Document Type

Article

Publication Date

1-2005

Keywords

Death penalty, Capital punishment, Death row populations, Racial hierarchy in death sentence rates, Empirical legal studies, Death row demography

Disciplines

Applied Statistics | Criminal Law | Law and Society

Abstract

The number of murders in a state largely determines the size of a state's death row. The more murders, the larger the death row. This fundamental relation yields surprising results, including the newsworthy finding that Texas's death sentencing rate is not unusually high. Recent state-level research also underscores the importance of race in the demography of death row. Death penalty research has long emphasized race's role, and with good reason--a racial hierarchy exists in death sentence rates. Black defendants who murder white victims receive death sentences at the highest rate; white defendants who murder white victims receive death sentences at the next highest rate, and black defendants who murder black victims receive death sentences at the lowest rate. Two race-based tendencies appear to foster this hierarchy: prosecutors' reluctance to seek or impose death in cases involving black defendants and black victims, and their eagerness to do so in cases involving black defendants and white victims.

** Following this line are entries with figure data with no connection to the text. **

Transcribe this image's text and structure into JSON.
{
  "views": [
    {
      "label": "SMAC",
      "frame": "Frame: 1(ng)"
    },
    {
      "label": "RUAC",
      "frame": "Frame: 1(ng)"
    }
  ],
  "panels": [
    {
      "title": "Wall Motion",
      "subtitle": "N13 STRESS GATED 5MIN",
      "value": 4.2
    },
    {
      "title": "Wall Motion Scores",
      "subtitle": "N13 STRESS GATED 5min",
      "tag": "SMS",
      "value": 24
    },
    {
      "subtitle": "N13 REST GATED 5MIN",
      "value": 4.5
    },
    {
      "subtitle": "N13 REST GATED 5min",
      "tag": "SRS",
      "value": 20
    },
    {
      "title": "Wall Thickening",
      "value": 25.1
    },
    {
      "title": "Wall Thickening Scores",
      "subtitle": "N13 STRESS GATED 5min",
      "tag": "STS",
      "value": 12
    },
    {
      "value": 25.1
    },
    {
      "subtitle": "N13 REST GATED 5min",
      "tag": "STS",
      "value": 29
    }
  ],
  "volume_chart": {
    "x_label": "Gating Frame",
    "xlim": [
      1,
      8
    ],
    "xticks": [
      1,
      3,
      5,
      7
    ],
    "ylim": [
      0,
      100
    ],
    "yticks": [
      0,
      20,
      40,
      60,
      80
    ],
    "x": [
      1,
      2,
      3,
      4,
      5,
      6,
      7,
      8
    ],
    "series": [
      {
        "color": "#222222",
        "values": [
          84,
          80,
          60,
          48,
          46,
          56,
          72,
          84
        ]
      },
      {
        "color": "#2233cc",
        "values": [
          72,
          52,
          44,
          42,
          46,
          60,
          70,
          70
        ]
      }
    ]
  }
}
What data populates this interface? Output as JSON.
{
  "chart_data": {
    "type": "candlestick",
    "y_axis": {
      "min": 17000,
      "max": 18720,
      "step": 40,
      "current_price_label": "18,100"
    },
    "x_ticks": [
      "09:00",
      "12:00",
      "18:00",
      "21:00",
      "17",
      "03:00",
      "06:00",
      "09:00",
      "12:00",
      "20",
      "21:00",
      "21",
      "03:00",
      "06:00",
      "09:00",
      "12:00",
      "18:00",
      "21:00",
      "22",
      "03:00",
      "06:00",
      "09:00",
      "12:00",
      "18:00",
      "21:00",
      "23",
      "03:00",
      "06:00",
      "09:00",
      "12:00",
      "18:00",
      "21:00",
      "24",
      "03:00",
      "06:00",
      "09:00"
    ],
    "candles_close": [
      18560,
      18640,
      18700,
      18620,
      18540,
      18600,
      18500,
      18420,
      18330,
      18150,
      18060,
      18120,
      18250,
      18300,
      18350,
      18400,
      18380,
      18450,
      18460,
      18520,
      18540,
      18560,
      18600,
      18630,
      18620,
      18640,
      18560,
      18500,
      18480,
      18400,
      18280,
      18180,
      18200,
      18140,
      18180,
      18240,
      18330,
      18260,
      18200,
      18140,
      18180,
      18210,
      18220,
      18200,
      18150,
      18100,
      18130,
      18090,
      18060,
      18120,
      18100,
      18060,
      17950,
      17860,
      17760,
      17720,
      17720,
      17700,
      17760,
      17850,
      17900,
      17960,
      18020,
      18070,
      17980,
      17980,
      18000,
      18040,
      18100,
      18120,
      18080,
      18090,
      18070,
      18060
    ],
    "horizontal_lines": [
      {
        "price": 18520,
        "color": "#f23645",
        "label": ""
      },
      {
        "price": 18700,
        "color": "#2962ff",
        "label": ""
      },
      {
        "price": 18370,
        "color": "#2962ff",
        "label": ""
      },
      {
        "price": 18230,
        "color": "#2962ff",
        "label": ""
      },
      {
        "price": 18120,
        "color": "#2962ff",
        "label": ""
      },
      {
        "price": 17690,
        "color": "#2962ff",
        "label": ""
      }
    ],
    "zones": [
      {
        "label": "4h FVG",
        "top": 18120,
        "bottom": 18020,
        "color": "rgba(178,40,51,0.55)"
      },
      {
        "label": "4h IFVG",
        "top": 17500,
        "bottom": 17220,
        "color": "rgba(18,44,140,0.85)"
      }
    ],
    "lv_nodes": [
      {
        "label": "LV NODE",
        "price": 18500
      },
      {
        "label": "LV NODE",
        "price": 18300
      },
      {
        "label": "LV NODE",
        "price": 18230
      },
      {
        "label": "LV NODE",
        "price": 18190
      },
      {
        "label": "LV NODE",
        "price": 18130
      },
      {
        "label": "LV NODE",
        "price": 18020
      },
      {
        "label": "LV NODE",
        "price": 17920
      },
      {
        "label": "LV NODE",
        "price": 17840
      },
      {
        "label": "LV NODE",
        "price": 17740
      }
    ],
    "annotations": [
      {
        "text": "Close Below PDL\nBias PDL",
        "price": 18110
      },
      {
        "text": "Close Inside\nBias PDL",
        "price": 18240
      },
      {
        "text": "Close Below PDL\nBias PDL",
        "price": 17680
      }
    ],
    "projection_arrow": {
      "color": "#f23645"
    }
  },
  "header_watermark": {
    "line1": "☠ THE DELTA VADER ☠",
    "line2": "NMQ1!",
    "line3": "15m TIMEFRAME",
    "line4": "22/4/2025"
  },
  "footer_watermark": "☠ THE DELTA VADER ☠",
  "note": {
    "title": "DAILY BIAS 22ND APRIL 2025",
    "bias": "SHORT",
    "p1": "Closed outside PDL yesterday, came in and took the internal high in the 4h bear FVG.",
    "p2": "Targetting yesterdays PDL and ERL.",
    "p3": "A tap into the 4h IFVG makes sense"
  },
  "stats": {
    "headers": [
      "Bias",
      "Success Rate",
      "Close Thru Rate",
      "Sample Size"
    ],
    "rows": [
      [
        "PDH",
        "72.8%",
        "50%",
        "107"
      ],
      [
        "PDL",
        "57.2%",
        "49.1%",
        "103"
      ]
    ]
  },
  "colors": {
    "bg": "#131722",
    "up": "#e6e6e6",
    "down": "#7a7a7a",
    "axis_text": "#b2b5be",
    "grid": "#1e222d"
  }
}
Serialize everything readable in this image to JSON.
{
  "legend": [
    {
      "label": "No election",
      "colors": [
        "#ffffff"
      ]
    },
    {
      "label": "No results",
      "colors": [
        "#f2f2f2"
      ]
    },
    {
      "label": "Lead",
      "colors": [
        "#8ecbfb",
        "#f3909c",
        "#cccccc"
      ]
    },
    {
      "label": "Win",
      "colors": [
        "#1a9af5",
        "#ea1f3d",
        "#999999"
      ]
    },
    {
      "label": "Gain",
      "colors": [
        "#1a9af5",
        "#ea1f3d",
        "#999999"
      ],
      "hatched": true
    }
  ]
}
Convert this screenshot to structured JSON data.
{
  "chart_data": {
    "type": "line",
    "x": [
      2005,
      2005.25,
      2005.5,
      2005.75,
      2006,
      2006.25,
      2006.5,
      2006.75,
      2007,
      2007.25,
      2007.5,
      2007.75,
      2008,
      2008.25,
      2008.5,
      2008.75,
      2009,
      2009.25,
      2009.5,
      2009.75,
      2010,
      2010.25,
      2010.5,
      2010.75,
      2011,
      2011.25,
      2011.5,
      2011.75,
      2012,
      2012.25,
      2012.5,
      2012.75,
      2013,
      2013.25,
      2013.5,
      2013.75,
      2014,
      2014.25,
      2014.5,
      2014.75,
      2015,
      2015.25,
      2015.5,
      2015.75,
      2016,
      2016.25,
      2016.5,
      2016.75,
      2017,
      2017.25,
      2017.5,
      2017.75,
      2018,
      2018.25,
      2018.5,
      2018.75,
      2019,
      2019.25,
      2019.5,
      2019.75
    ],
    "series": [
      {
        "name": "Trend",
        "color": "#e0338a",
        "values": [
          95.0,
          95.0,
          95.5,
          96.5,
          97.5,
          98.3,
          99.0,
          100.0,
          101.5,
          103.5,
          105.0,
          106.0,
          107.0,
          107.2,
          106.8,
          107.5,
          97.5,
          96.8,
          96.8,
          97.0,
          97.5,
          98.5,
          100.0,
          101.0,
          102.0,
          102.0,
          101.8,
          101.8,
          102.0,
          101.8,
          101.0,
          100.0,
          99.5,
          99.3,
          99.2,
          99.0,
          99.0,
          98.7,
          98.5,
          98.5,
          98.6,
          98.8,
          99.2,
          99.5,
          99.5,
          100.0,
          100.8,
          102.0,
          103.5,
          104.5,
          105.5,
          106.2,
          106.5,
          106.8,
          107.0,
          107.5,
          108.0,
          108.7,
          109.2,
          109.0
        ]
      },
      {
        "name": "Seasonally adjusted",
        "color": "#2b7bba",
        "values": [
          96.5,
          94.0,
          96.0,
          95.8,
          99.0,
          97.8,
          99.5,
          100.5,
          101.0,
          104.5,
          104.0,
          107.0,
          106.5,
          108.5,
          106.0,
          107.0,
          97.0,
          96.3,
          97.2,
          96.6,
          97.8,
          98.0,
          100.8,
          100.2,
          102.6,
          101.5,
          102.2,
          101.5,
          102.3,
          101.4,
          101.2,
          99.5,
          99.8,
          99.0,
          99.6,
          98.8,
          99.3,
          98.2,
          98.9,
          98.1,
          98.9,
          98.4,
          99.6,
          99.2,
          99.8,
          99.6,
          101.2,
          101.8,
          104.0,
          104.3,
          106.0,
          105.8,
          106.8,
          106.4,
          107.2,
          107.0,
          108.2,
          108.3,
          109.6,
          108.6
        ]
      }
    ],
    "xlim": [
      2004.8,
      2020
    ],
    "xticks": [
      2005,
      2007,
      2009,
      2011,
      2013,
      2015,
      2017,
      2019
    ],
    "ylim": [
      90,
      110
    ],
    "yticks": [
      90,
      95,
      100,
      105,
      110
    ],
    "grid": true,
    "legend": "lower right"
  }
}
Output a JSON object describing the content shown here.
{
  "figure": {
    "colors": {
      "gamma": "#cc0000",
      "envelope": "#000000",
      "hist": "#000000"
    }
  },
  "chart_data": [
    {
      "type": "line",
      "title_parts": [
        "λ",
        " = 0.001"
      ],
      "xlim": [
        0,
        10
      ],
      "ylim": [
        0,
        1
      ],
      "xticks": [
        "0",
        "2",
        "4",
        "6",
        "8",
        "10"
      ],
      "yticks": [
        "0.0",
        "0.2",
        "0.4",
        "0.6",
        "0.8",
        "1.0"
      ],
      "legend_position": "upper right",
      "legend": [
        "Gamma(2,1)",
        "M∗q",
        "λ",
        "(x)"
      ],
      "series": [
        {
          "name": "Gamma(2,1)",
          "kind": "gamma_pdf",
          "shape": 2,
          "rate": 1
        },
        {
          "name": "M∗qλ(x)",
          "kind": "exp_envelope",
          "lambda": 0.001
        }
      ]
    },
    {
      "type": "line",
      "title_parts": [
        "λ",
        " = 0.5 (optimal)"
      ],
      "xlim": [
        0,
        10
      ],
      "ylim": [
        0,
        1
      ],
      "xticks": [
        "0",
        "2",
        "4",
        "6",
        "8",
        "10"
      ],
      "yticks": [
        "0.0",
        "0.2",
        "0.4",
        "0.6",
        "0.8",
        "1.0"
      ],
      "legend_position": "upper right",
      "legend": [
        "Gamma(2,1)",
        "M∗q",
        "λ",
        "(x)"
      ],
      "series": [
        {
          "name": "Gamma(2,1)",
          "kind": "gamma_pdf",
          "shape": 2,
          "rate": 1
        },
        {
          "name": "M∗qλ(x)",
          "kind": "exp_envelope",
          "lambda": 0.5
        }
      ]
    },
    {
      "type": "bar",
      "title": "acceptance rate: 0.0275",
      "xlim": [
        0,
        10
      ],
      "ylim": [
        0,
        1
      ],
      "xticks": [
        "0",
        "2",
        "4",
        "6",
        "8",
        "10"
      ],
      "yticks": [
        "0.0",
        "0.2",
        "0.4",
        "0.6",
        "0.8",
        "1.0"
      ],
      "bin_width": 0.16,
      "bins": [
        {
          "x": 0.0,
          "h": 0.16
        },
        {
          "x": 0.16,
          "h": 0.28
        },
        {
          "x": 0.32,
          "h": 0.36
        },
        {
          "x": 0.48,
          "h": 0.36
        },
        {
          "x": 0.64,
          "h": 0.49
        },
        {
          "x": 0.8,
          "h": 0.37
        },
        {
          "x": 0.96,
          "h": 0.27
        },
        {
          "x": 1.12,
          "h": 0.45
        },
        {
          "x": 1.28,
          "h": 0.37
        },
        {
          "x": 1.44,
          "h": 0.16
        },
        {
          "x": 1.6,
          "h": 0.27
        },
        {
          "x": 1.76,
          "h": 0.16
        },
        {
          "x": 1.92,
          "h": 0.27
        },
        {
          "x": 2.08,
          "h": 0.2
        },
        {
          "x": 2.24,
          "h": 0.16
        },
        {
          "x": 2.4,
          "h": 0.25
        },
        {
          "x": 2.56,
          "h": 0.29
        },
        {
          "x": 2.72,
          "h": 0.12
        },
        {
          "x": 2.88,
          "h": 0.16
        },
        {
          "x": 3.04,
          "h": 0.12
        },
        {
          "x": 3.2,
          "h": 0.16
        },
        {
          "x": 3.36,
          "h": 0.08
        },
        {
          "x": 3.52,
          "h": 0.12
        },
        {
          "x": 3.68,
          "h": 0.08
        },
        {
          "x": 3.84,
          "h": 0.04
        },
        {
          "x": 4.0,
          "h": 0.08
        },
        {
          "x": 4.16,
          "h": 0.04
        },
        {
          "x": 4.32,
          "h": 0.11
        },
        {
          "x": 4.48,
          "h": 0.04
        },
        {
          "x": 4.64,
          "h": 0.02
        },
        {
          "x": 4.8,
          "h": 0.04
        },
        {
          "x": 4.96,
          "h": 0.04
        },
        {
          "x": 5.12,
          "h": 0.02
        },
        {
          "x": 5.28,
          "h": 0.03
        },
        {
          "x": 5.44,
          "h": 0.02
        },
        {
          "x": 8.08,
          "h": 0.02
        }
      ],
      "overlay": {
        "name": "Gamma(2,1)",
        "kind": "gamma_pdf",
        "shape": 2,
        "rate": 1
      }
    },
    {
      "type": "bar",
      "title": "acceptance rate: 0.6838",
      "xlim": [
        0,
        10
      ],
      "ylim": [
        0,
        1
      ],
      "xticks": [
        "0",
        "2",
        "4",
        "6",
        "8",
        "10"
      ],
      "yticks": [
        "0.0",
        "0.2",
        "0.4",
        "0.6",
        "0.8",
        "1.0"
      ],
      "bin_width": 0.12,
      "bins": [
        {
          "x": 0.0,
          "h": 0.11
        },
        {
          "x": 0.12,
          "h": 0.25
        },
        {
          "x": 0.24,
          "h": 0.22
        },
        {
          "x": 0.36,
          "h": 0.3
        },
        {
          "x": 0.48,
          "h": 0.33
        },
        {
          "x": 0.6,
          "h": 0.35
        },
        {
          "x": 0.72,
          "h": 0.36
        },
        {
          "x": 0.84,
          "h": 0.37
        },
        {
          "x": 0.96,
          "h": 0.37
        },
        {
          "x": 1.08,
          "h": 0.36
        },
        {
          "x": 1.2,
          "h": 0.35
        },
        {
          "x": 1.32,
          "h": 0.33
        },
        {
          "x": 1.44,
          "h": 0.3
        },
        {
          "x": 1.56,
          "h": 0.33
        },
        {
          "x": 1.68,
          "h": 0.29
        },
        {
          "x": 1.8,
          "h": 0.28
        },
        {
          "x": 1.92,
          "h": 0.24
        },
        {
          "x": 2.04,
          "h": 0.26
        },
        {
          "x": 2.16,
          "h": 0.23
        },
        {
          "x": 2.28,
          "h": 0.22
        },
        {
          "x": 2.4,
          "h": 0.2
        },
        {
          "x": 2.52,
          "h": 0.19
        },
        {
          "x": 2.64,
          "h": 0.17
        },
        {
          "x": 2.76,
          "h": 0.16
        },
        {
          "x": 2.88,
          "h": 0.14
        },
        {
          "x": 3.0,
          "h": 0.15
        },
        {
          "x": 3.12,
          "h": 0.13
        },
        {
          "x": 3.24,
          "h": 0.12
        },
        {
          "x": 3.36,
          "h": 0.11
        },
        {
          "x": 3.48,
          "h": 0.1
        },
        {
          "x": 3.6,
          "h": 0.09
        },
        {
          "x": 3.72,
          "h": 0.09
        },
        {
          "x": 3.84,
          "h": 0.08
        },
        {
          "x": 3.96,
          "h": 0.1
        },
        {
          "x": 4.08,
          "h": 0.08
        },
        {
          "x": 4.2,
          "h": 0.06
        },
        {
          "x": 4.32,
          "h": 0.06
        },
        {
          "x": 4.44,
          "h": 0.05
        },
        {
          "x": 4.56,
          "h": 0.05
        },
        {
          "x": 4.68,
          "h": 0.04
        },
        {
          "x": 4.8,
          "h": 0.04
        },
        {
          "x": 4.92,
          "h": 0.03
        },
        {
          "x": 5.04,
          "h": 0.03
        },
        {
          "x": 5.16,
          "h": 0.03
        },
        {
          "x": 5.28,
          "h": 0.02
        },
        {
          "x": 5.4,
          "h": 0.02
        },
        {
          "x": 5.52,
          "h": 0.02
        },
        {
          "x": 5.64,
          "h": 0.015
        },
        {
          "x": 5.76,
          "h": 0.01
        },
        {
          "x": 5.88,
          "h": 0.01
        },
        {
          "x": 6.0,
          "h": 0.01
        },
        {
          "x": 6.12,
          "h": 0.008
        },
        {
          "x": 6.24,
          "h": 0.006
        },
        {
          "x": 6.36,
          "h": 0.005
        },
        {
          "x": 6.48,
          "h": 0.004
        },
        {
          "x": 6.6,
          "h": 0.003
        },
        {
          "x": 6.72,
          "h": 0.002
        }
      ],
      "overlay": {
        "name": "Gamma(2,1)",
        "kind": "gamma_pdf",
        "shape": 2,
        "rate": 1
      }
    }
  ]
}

County-level analysis should help further illuminate death row's demography. Prosecutors who decide whether to seek the death penalty, and jurors who decide whether to impose it, are selected at the local, usually county, level. This Article explores the factors that may affect counties' contributions to death row.

This Article finds that, in addition to the number of murders, at least three other demographic factors influence the death sentence rate at the county level. The rate of death sentences decreases as a county's black population percent increases, as a county's per capita income increases, and as a county's homicide rate increases. More detailed study of black defendant-black victim cases suggests that the population percent effect is not merely an artifact of such cases comprising a higher portion of murders in minority communities. Even within the class of black defendant-black victim murder cases, the death sentence rate decreases as a county's black population percent increases.

Publication Citation

Published in: Cornell Law Review, vol. 90, no. 2 (January 2005).